Closeness of pile; determined by yarn size and the number of tufts in a square yard.

Field

The central portion contained within the border(s).

High-Low or Hi-Lo Pile

Multi-level pile, sometimes combining cut and looped surface yarns.

Knot Count

The number of knots per square inch which determines the density or gauge of a rug. Higher counts are better quality.
Very coarse: 33 knots per sq.in
Coarse: 33-66 knots per sq.in
Medium: 66-120 knots per sq.in
Fine: 120-160 knots per sq.in
Very Fine: 166-300 knots per sq.in

Luster Wash

Chemical wash used to add softness and a luxurious sheen.

Open Field

Large amount of rug area without a design.

Pile

The part the consumer sees.
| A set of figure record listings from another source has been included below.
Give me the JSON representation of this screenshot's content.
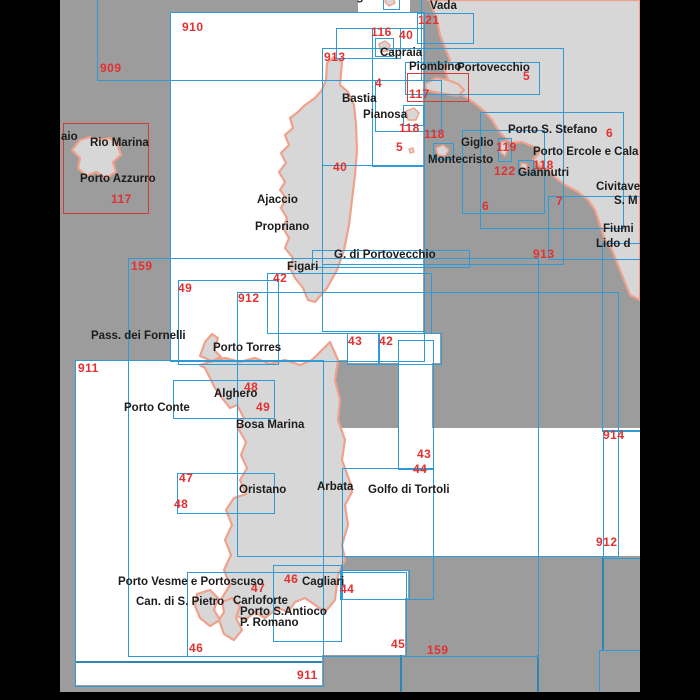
{
  "title": "Chart index map - Corsica, Sardinia and Tuscan Archipelago",
  "colors": {
    "sea": "#9c9c9c",
    "chart_fill": "#ffffff",
    "chart_outline_blue": "#2f9bd6",
    "chart_outline_red": "#d23c34",
    "land_fill": "#d7d7d7",
    "coastline": "#f0a18c",
    "number_red": "#e33030",
    "placename_black": "#1c1c1c",
    "frame_black": "#000000"
  },
  "map": {
    "sea": {
      "x": 60,
      "y": 0,
      "w": 580,
      "h": 692
    },
    "bars": [
      {
        "id": "left-frame-bar",
        "x": 0,
        "y": 0,
        "w": 60,
        "h": 700
      },
      {
        "id": "right-frame-bar",
        "x": 640,
        "y": 0,
        "w": 60,
        "h": 700
      },
      {
        "id": "bottom-frame-bar",
        "x": 60,
        "y": 692,
        "w": 580,
        "h": 8
      }
    ],
    "white_boxes": [
      {
        "id": "chart-area-910",
        "x": 170,
        "y": 12,
        "w": 253,
        "h": 348
      },
      {
        "id": "chart-area-911",
        "x": 75,
        "y": 360,
        "w": 247,
        "h": 325
      },
      {
        "id": "chart-area-top-strip",
        "x": 358,
        "y": 0,
        "w": 52,
        "h": 14
      },
      {
        "id": "chart-area-46-carloforte",
        "x": 187,
        "y": 572,
        "w": 218,
        "h": 83
      },
      {
        "id": "chart-area-46-cagliari",
        "x": 273,
        "y": 565,
        "w": 67,
        "h": 75
      },
      {
        "id": "chart-area-44-cagliari",
        "x": 340,
        "y": 570,
        "w": 68,
        "h": 28
      },
      {
        "id": "chart-area-912-east",
        "x": 342,
        "y": 428,
        "w": 298,
        "h": 128
      },
      {
        "id": "chart-area-bonifacio",
        "x": 347,
        "y": 333,
        "w": 93,
        "h": 30
      },
      {
        "id": "chart-area-east-notch",
        "x": 398,
        "y": 363,
        "w": 34,
        "h": 65
      }
    ],
    "patches": [
      {
        "id": "sea-gap-portovecchio",
        "x": 423,
        "y": 266,
        "w": 39,
        "h": 26
      },
      {
        "id": "sea-gap-south-sardinia",
        "x": 322,
        "y": 555,
        "w": 18,
        "h": 14
      }
    ],
    "outline_boxes": [
      {
        "id": "chart-909",
        "x": 97,
        "y": -10,
        "w": 323,
        "h": 89
      },
      {
        "id": "chart-910",
        "x": 170,
        "y": 12,
        "w": 253,
        "h": 348
      },
      {
        "id": "chart-121",
        "x": 417,
        "y": 13,
        "w": 55,
        "h": 29
      },
      {
        "id": "chart-gorgona",
        "x": 383,
        "y": -6,
        "w": 15,
        "h": 14
      },
      {
        "id": "chart-116",
        "x": 336,
        "y": 28,
        "w": 63,
        "h": 29
      },
      {
        "id": "chart-40-north",
        "x": 372,
        "y": 28,
        "w": 51,
        "h": 137
      },
      {
        "id": "chart-capraia",
        "x": 375,
        "y": 38,
        "w": 17,
        "h": 17
      },
      {
        "id": "chart-4",
        "x": 375,
        "y": 80,
        "w": 65,
        "h": 50
      },
      {
        "id": "chart-piombino-portovecchio",
        "x": 405,
        "y": 62,
        "w": 133,
        "h": 31
      },
      {
        "id": "chart-pianosa",
        "x": 403,
        "y": 105,
        "w": 19,
        "h": 19
      },
      {
        "id": "chart-913",
        "x": 322,
        "y": 48,
        "w": 240,
        "h": 215
      },
      {
        "id": "chart-montecristo",
        "x": 433,
        "y": 143,
        "w": 19,
        "h": 15
      },
      {
        "id": "chart-40-south",
        "x": 322,
        "y": 165,
        "w": 101,
        "h": 165
      },
      {
        "id": "chart-g-di-portovecchio",
        "x": 312,
        "y": 250,
        "w": 156,
        "h": 16
      },
      {
        "id": "chart-42-figari",
        "x": 267,
        "y": 273,
        "w": 163,
        "h": 59
      },
      {
        "id": "chart-159",
        "x": 128,
        "y": 258,
        "w": 409,
        "h": 397
      },
      {
        "id": "chart-49",
        "x": 178,
        "y": 280,
        "w": 99,
        "h": 83
      },
      {
        "id": "chart-912",
        "x": 237,
        "y": 292,
        "w": 380,
        "h": 263
      },
      {
        "id": "chart-43-bonifacio",
        "x": 347,
        "y": 333,
        "w": 31,
        "h": 30
      },
      {
        "id": "chart-42-bonifacio",
        "x": 378,
        "y": 333,
        "w": 62,
        "h": 30
      },
      {
        "id": "chart-911",
        "x": 75,
        "y": 360,
        "w": 247,
        "h": 325
      },
      {
        "id": "chart-48-alghero",
        "x": 173,
        "y": 380,
        "w": 100,
        "h": 37
      },
      {
        "id": "chart-47-48-oristano",
        "x": 177,
        "y": 473,
        "w": 96,
        "h": 39
      },
      {
        "id": "chart-43-east",
        "x": 398,
        "y": 340,
        "w": 34,
        "h": 128
      },
      {
        "id": "chart-44-east",
        "x": 342,
        "y": 468,
        "w": 90,
        "h": 130
      },
      {
        "id": "chart-46-carloforte",
        "x": 187,
        "y": 572,
        "w": 218,
        "h": 83
      },
      {
        "id": "chart-46-cagliari",
        "x": 273,
        "y": 565,
        "w": 67,
        "h": 75
      },
      {
        "id": "chart-44-cagliari",
        "x": 340,
        "y": 570,
        "w": 68,
        "h": 28
      },
      {
        "id": "chart-6-argentario",
        "x": 480,
        "y": 112,
        "w": 142,
        "h": 115
      },
      {
        "id": "chart-119-giglio",
        "x": 498,
        "y": 138,
        "w": 12,
        "h": 22
      },
      {
        "id": "chart-122",
        "x": 462,
        "y": 130,
        "w": 81,
        "h": 82
      },
      {
        "id": "chart-118-giannutri",
        "x": 518,
        "y": 160,
        "w": 14,
        "h": 13
      },
      {
        "id": "chart-7",
        "x": 548,
        "y": 196,
        "w": 92,
        "h": 62
      },
      {
        "id": "chart-fiumicino",
        "x": 602,
        "y": 243,
        "w": 38,
        "h": 187
      },
      {
        "id": "chart-914",
        "x": 603,
        "y": 430,
        "w": 37,
        "h": 127
      },
      {
        "id": "chart-bottom-right",
        "x": 599,
        "y": 650,
        "w": 41,
        "h": 42
      }
    ],
    "red_boxes": [
      {
        "id": "chart-117-elba",
        "x": 63,
        "y": 123,
        "w": 84,
        "h": 89
      },
      {
        "id": "chart-117-piombino",
        "x": 407,
        "y": 73,
        "w": 60,
        "h": 27
      }
    ],
    "segments": [
      {
        "id": "grid-line-v1",
        "x": 400,
        "y": 655,
        "w": 2,
        "h": 37
      },
      {
        "id": "grid-line-v2",
        "x": 537,
        "y": 655,
        "w": 2,
        "h": 37
      },
      {
        "id": "grid-line-v3",
        "x": 602,
        "y": 557,
        "w": 2,
        "h": 93
      },
      {
        "id": "grid-line-h1",
        "x": 75,
        "y": 661,
        "w": 247,
        "h": 2
      }
    ],
    "land": [
      {
        "id": "corsica",
        "d": "M334,57 L342,62 L340,85 L348,92 L354,105 L356,125 L357,150 L355,175 L352,200 L349,225 L344,250 L337,270 L327,288 L315,302 L308,300 L303,288 L295,278 L290,268 L293,258 L285,248 L289,238 L283,228 L287,218 L281,208 L286,198 L280,190 L285,182 L279,172 L286,163 L281,153 L289,145 L285,135 L293,128 L290,118 L298,112 L305,105 L315,98 L322,90 L326,80 L327,63 Z"
      },
      {
        "id": "sardinia",
        "d": "M330,342 L338,360 L335,380 L340,400 L338,420 L345,440 L342,460 L350,482 L352,492 L345,505 L348,525 L342,545 L345,560 L338,575 L335,600 L325,612 L315,605 L305,598 L295,602 L288,612 L278,608 L265,618 L255,612 L245,620 L235,615 L228,622 L222,598 L230,585 L224,570 L231,555 L225,540 L232,525 L226,510 L234,498 L246,494 L240,480 L247,468 L241,455 L246,442 L239,430 L244,418 L237,405 L230,408 L222,398 L215,388 L210,378 L205,368 L200,365 L210,362 L225,358 L240,362 L255,358 L270,364 L285,360 L300,365 L312,360 L322,350 Z"
      },
      {
        "id": "italian-mainland",
        "d": "M428,0 L640,0 L640,300 L630,295 L620,270 L612,250 L605,240 L600,225 L595,210 L588,200 L578,192 L565,185 L556,178 L548,170 L540,166 L533,160 L540,152 L532,146 L522,142 L512,143 L505,138 L498,130 L492,120 L485,112 L478,106 L470,100 L462,95 L455,88 L448,80 L445,70 L450,60 L445,48 L440,35 L437,20 L433,10 L430,0 Z"
      },
      {
        "id": "piombino-promontory",
        "d": "M425,84 L436,78 L448,80 L458,84 L464,90 L458,96 L446,94 L434,92 L426,90 Z"
      },
      {
        "id": "elba",
        "d": "M72,150 L80,140 L90,137 L100,140 L110,138 L118,146 L121,155 L113,162 L116,172 L106,178 L96,172 L86,176 L78,168 L80,158 Z"
      },
      {
        "id": "asinara",
        "d": "M200,356 L205,342 L212,334 L218,338 L214,350 L221,357 L212,361 Z"
      },
      {
        "id": "san-pietro",
        "d": "M197,594 L210,590 L218,598 L214,610 L220,620 L210,626 L200,618 L195,606 Z"
      },
      {
        "id": "sant-antioco",
        "d": "M222,602 L232,598 L240,606 L236,618 L242,630 L234,640 L224,634 L219,620 L224,612 Z"
      }
    ],
    "islets": [
      {
        "id": "capraia-islet",
        "d": "M379,44 L385,41 L390,45 L388,51 L381,52 Z"
      },
      {
        "id": "gorgona-islet",
        "d": "M386,-2 L393,-3 L395,3 L389,6 L385,2 Z"
      },
      {
        "id": "pianosa-islet",
        "d": "M406,111 L414,108 L419,113 L416,120 L408,120 Z"
      },
      {
        "id": "montecristo-islet",
        "d": "M436,148 L443,145 L449,150 L445,156 L438,155 Z"
      },
      {
        "id": "giglio-islet",
        "d": "M501,142 L506,141 L508,149 L505,156 L500,152 Z"
      },
      {
        "id": "giannutri-islet",
        "d": "M521,163 L527,164 L526,171 L521,169 Z"
      },
      {
        "id": "scoglio-islet",
        "d": "M409,149 L413,148 L414,152 L410,153 Z"
      }
    ],
    "labels_red": [
      {
        "text": "909",
        "x": 100,
        "y": 62
      },
      {
        "text": "910",
        "x": 182,
        "y": 21
      },
      {
        "text": "913",
        "x": 324,
        "y": 51
      },
      {
        "text": "116",
        "x": 371,
        "y": 26
      },
      {
        "text": "40",
        "x": 399,
        "y": 29
      },
      {
        "text": "121",
        "x": 418,
        "y": 14
      },
      {
        "text": "4",
        "x": 375,
        "y": 77
      },
      {
        "text": "117",
        "x": 409,
        "y": 88
      },
      {
        "text": "118",
        "x": 399,
        "y": 122
      },
      {
        "text": "5",
        "x": 396,
        "y": 141
      },
      {
        "text": "118",
        "x": 424,
        "y": 128
      },
      {
        "text": "5",
        "x": 523,
        "y": 70
      },
      {
        "text": "119",
        "x": 496,
        "y": 141
      },
      {
        "text": "118",
        "x": 533,
        "y": 159
      },
      {
        "text": "122",
        "x": 494,
        "y": 165
      },
      {
        "text": "6",
        "x": 606,
        "y": 127
      },
      {
        "text": "6",
        "x": 482,
        "y": 200
      },
      {
        "text": "7",
        "x": 556,
        "y": 195
      },
      {
        "text": "913",
        "x": 533,
        "y": 248
      },
      {
        "text": "117",
        "x": 111,
        "y": 193
      },
      {
        "text": "159",
        "x": 131,
        "y": 260
      },
      {
        "text": "49",
        "x": 178,
        "y": 282
      },
      {
        "text": "42",
        "x": 273,
        "y": 272
      },
      {
        "text": "912",
        "x": 238,
        "y": 292
      },
      {
        "text": "40",
        "x": 333,
        "y": 161
      },
      {
        "text": "43",
        "x": 348,
        "y": 335
      },
      {
        "text": "42",
        "x": 379,
        "y": 335
      },
      {
        "text": "911",
        "x": 78,
        "y": 362
      },
      {
        "text": "48",
        "x": 244,
        "y": 381
      },
      {
        "text": "49",
        "x": 256,
        "y": 401
      },
      {
        "text": "914",
        "x": 603,
        "y": 429
      },
      {
        "text": "43",
        "x": 417,
        "y": 448
      },
      {
        "text": "44",
        "x": 413,
        "y": 463
      },
      {
        "text": "47",
        "x": 179,
        "y": 472
      },
      {
        "text": "48",
        "x": 174,
        "y": 498
      },
      {
        "text": "912",
        "x": 596,
        "y": 536
      },
      {
        "text": "46",
        "x": 284,
        "y": 573
      },
      {
        "text": "47",
        "x": 251,
        "y": 582
      },
      {
        "text": "44",
        "x": 340,
        "y": 583
      },
      {
        "text": "46",
        "x": 189,
        "y": 642
      },
      {
        "text": "45",
        "x": 391,
        "y": 638
      },
      {
        "text": "159",
        "x": 427,
        "y": 644
      },
      {
        "text": "911",
        "x": 297,
        "y": 669
      }
    ],
    "labels_place": [
      {
        "text": "Gorgona",
        "x": 336,
        "y": -8
      },
      {
        "text": "Vada",
        "x": 430,
        "y": 1
      },
      {
        "text": "Capraia",
        "x": 380,
        "y": 48
      },
      {
        "text": "Piombino",
        "x": 409,
        "y": 62
      },
      {
        "text": "Portovecchio",
        "x": 457,
        "y": 63
      },
      {
        "text": "Bastia",
        "x": 342,
        "y": 94
      },
      {
        "text": "Pianosa",
        "x": 363,
        "y": 110
      },
      {
        "text": "aio",
        "x": 61,
        "y": 132
      },
      {
        "text": "Rio Marina",
        "x": 90,
        "y": 138
      },
      {
        "text": "Porto Azzurro",
        "x": 80,
        "y": 174
      },
      {
        "text": "Porto S. Stefano",
        "x": 508,
        "y": 125
      },
      {
        "text": "Giglio",
        "x": 461,
        "y": 138
      },
      {
        "text": "Porto Ercole e Cala G",
        "x": 533,
        "y": 147
      },
      {
        "text": "Montecristo",
        "x": 428,
        "y": 155
      },
      {
        "text": "Giannutri",
        "x": 518,
        "y": 168
      },
      {
        "text": "Civitave",
        "x": 596,
        "y": 182
      },
      {
        "text": "S. M",
        "x": 614,
        "y": 196
      },
      {
        "text": "Fiumi",
        "x": 603,
        "y": 224
      },
      {
        "text": "Lido d",
        "x": 596,
        "y": 239
      },
      {
        "text": "Ajaccio",
        "x": 257,
        "y": 195
      },
      {
        "text": "Propriano",
        "x": 255,
        "y": 222
      },
      {
        "text": "G. di Portovecchio",
        "x": 334,
        "y": 250
      },
      {
        "text": "Figari",
        "x": 287,
        "y": 262
      },
      {
        "text": "Pass. dei Fornelli",
        "x": 91,
        "y": 331
      },
      {
        "text": "Porto Torres",
        "x": 213,
        "y": 343
      },
      {
        "text": "Alghero",
        "x": 214,
        "y": 389
      },
      {
        "text": "Porto Conte",
        "x": 124,
        "y": 403
      },
      {
        "text": "Bosa Marina",
        "x": 236,
        "y": 420
      },
      {
        "text": "Oristano",
        "x": 239,
        "y": 485
      },
      {
        "text": "Arbata",
        "x": 317,
        "y": 482
      },
      {
        "text": "Golfo di Tortoli",
        "x": 368,
        "y": 485
      },
      {
        "text": "Porto Vesme e Portoscuso",
        "x": 118,
        "y": 577
      },
      {
        "text": "Cagliari",
        "x": 302,
        "y": 577
      },
      {
        "text": "Can. di S. Pietro",
        "x": 136,
        "y": 597
      },
      {
        "text": "Carloforte",
        "x": 233,
        "y": 596
      },
      {
        "text": "Porto S.Antioco",
        "x": 240,
        "y": 607
      },
      {
        "text": "P. Romano",
        "x": 240,
        "y": 618
      }
    ]
  }
}
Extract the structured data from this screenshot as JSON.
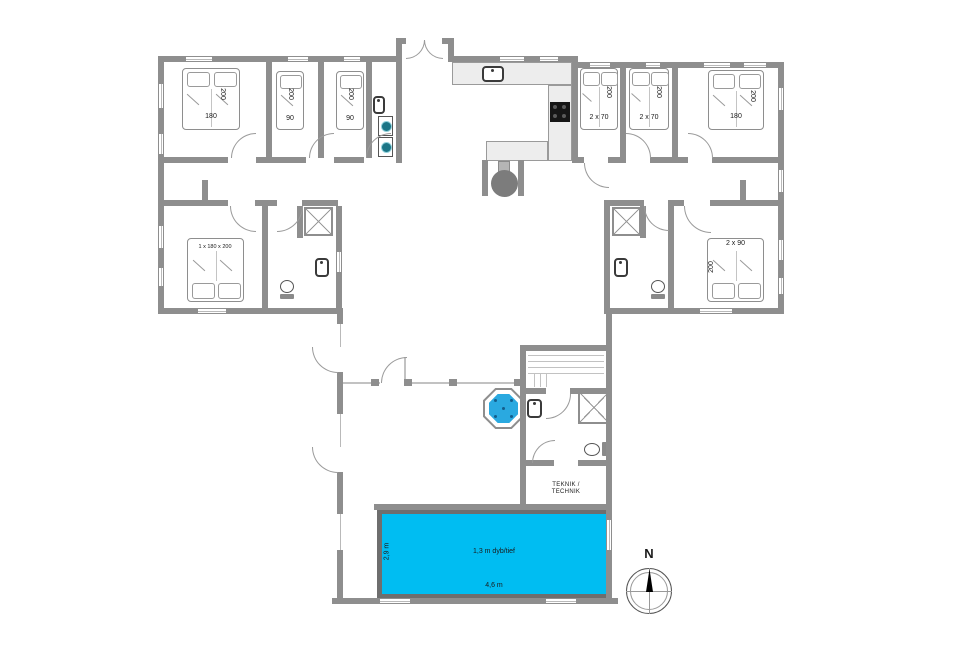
{
  "floorplan": {
    "bedrooms": [
      {
        "bed_size": "180",
        "bed_length": "200"
      },
      {
        "bed_size": "90",
        "bed_length": "200"
      },
      {
        "bed_size": "90",
        "bed_length": "200"
      },
      {
        "bed_size": "1 x 180 x 200"
      },
      {
        "bed_size": "2 x 70",
        "bed_length": "200"
      },
      {
        "bed_size": "2 x 70",
        "bed_length": "200"
      },
      {
        "bed_size": "180",
        "bed_length": "200"
      },
      {
        "bed_size": "2 x 90",
        "bed_length": "200"
      }
    ],
    "pool": {
      "depth_label": "1,3 m dyb/tief",
      "length_label": "4,6 m",
      "width_label": "2,9 m"
    },
    "technik_room": {
      "label_line1": "TEKNIK /",
      "label_line2": "TECHNIK"
    },
    "compass": {
      "north_label": "N"
    },
    "colors": {
      "wall": "#8e8e8e",
      "pool_water": "#00bdf2",
      "hot_tub_water": "#2aa9e0",
      "washer_accent": "#1b7586",
      "cooktop": "#161616"
    }
  }
}
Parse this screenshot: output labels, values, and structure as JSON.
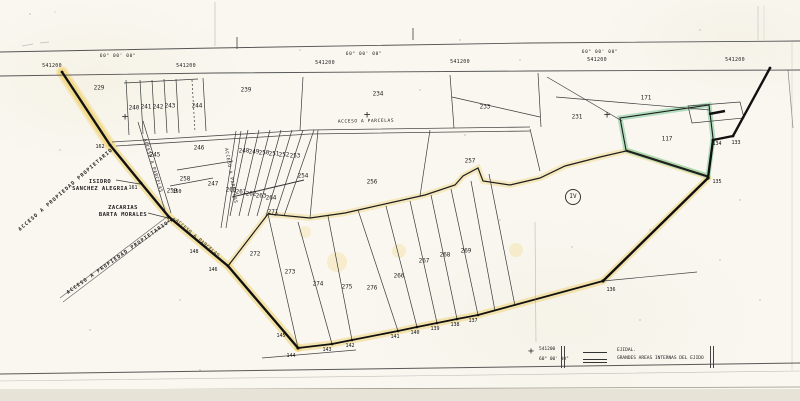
{
  "map": {
    "icons": {
      "grid_cross": "+",
      "zone_circle": "circled-roman-numeral"
    },
    "station_labels": [
      {
        "t": "541200",
        "x": 52,
        "y": 66
      },
      {
        "t": "541200",
        "x": 186,
        "y": 66
      },
      {
        "t": "541200",
        "x": 325,
        "y": 63
      },
      {
        "t": "541200",
        "x": 460,
        "y": 62
      },
      {
        "t": "541200",
        "x": 597,
        "y": 60
      },
      {
        "t": "541200",
        "x": 735,
        "y": 60
      }
    ],
    "bearing_labels": [
      {
        "t": "60° 00' 00\"",
        "x": 118,
        "y": 57
      },
      {
        "t": "60° 00' 00\"",
        "x": 364,
        "y": 55
      },
      {
        "t": "60° 00' 00\"",
        "x": 600,
        "y": 53
      }
    ],
    "parcel_labels": [
      {
        "t": "229",
        "x": 99,
        "y": 88
      },
      {
        "t": "240",
        "x": 134,
        "y": 108
      },
      {
        "t": "241",
        "x": 146,
        "y": 107
      },
      {
        "t": "242",
        "x": 158,
        "y": 107
      },
      {
        "t": "243",
        "x": 170,
        "y": 106
      },
      {
        "t": "244",
        "x": 197,
        "y": 106
      },
      {
        "t": "239",
        "x": 246,
        "y": 90
      },
      {
        "t": "234",
        "x": 378,
        "y": 94
      },
      {
        "t": "233",
        "x": 485,
        "y": 107
      },
      {
        "t": "231",
        "x": 577,
        "y": 117
      },
      {
        "t": "171",
        "x": 646,
        "y": 98
      },
      {
        "t": "117",
        "x": 667,
        "y": 139
      },
      {
        "t": "245",
        "x": 155,
        "y": 155
      },
      {
        "t": "246",
        "x": 199,
        "y": 148
      },
      {
        "t": "258",
        "x": 185,
        "y": 179
      },
      {
        "t": "259",
        "x": 172,
        "y": 191
      },
      {
        "t": "247",
        "x": 213,
        "y": 184
      },
      {
        "t": "248",
        "x": 244,
        "y": 151
      },
      {
        "t": "249",
        "x": 254,
        "y": 152
      },
      {
        "t": "250",
        "x": 264,
        "y": 153
      },
      {
        "t": "251",
        "x": 274,
        "y": 154
      },
      {
        "t": "252",
        "x": 284,
        "y": 155
      },
      {
        "t": "253",
        "x": 295,
        "y": 156
      },
      {
        "t": "254",
        "x": 303,
        "y": 176
      },
      {
        "t": "256",
        "x": 372,
        "y": 182
      },
      {
        "t": "257",
        "x": 470,
        "y": 161
      },
      {
        "t": "260",
        "x": 231,
        "y": 190
      },
      {
        "t": "261",
        "x": 241,
        "y": 192
      },
      {
        "t": "262",
        "x": 251,
        "y": 194
      },
      {
        "t": "263",
        "x": 261,
        "y": 196
      },
      {
        "t": "264",
        "x": 271,
        "y": 198
      },
      {
        "t": "271",
        "x": 273,
        "y": 212
      },
      {
        "t": "272",
        "x": 255,
        "y": 254
      },
      {
        "t": "273",
        "x": 290,
        "y": 272
      },
      {
        "t": "274",
        "x": 318,
        "y": 284
      },
      {
        "t": "275",
        "x": 347,
        "y": 287
      },
      {
        "t": "276",
        "x": 372,
        "y": 288
      },
      {
        "t": "266",
        "x": 399,
        "y": 276
      },
      {
        "t": "267",
        "x": 424,
        "y": 261
      },
      {
        "t": "268",
        "x": 445,
        "y": 255
      },
      {
        "t": "269",
        "x": 466,
        "y": 251
      }
    ],
    "vertex_labels": [
      {
        "t": "162",
        "x": 100,
        "y": 147
      },
      {
        "t": "161",
        "x": 133,
        "y": 188
      },
      {
        "t": "150",
        "x": 177,
        "y": 192
      },
      {
        "t": "149",
        "x": 171,
        "y": 221
      },
      {
        "t": "148",
        "x": 194,
        "y": 252
      },
      {
        "t": "146",
        "x": 213,
        "y": 270
      },
      {
        "t": "145",
        "x": 281,
        "y": 336
      },
      {
        "t": "144",
        "x": 291,
        "y": 356
      },
      {
        "t": "143",
        "x": 327,
        "y": 350
      },
      {
        "t": "142",
        "x": 350,
        "y": 346
      },
      {
        "t": "141",
        "x": 395,
        "y": 337
      },
      {
        "t": "140",
        "x": 415,
        "y": 333
      },
      {
        "t": "139",
        "x": 435,
        "y": 329
      },
      {
        "t": "138",
        "x": 455,
        "y": 325
      },
      {
        "t": "137",
        "x": 473,
        "y": 321
      },
      {
        "t": "136",
        "x": 611,
        "y": 290
      },
      {
        "t": "135",
        "x": 717,
        "y": 182
      },
      {
        "t": "134",
        "x": 717,
        "y": 144
      },
      {
        "t": "133",
        "x": 736,
        "y": 143
      }
    ],
    "road_labels": [
      {
        "t": "ACCESO A PARCELAS",
        "x": 366,
        "y": 122,
        "r": -1
      },
      {
        "t": "ACCESO A PARCELAS",
        "x": 152,
        "y": 166,
        "r": 73
      },
      {
        "t": "ACCESO A PARCELAS",
        "x": 230,
        "y": 176,
        "r": 80
      },
      {
        "t": "ACCESO A PARCELAS",
        "x": 197,
        "y": 239,
        "r": 40
      }
    ],
    "owner_labels": [
      {
        "t": "ISIDRO\nSANCHEZ ALEGRIA",
        "x": 100,
        "y": 186
      },
      {
        "t": "ZACARIAS\nBARTA MORALES",
        "x": 123,
        "y": 212
      }
    ],
    "access_labels": [
      {
        "t": "ACCESO A PROPIEDAD PROPIETARIO",
        "x": 66,
        "y": 190,
        "r": -41
      },
      {
        "t": "ACCESO A PROPIEDAD PROPIETARIO",
        "x": 118,
        "y": 258,
        "r": -35
      }
    ],
    "grid_crosses": [
      {
        "x": 125,
        "y": 117
      },
      {
        "x": 367,
        "y": 115
      },
      {
        "x": 607,
        "y": 115
      }
    ],
    "zone_label": {
      "t": "IV",
      "x": 573,
      "y": 197
    },
    "highlight_colors": {
      "boundary_marker_yellow": "#eecd5f",
      "parcel_marker_green": "#78c796"
    },
    "legend": {
      "station": "541200",
      "bearing": "60° 00' 00\"",
      "items": [
        {
          "symbol": "single-line",
          "label": "EJIDAL."
        },
        {
          "symbol": "double-line",
          "label": "GRANDES AREAS INTERNAS DEL EJIDO"
        }
      ]
    }
  }
}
The face, in which upright yarns, whether looped or cut, form the wearing surface on which people walk; sometimes called the nap.

Polypropylene

Synthetic textile fiber used as a wool-like yarn.

Thickness

The height of the rug including the pile and backing.

Tuft

Cut or uncut loops forming the face of a tufted or machine woven rug.

Wilton Woven

Constructed on jacquard looms which use punch cards to control the selection of yarn. Resembles a hand-knotted rug but is machine made.

Woolmark®

Meets international standards which include: 100% new wool pile, minimum total pile weight, and moth resistance.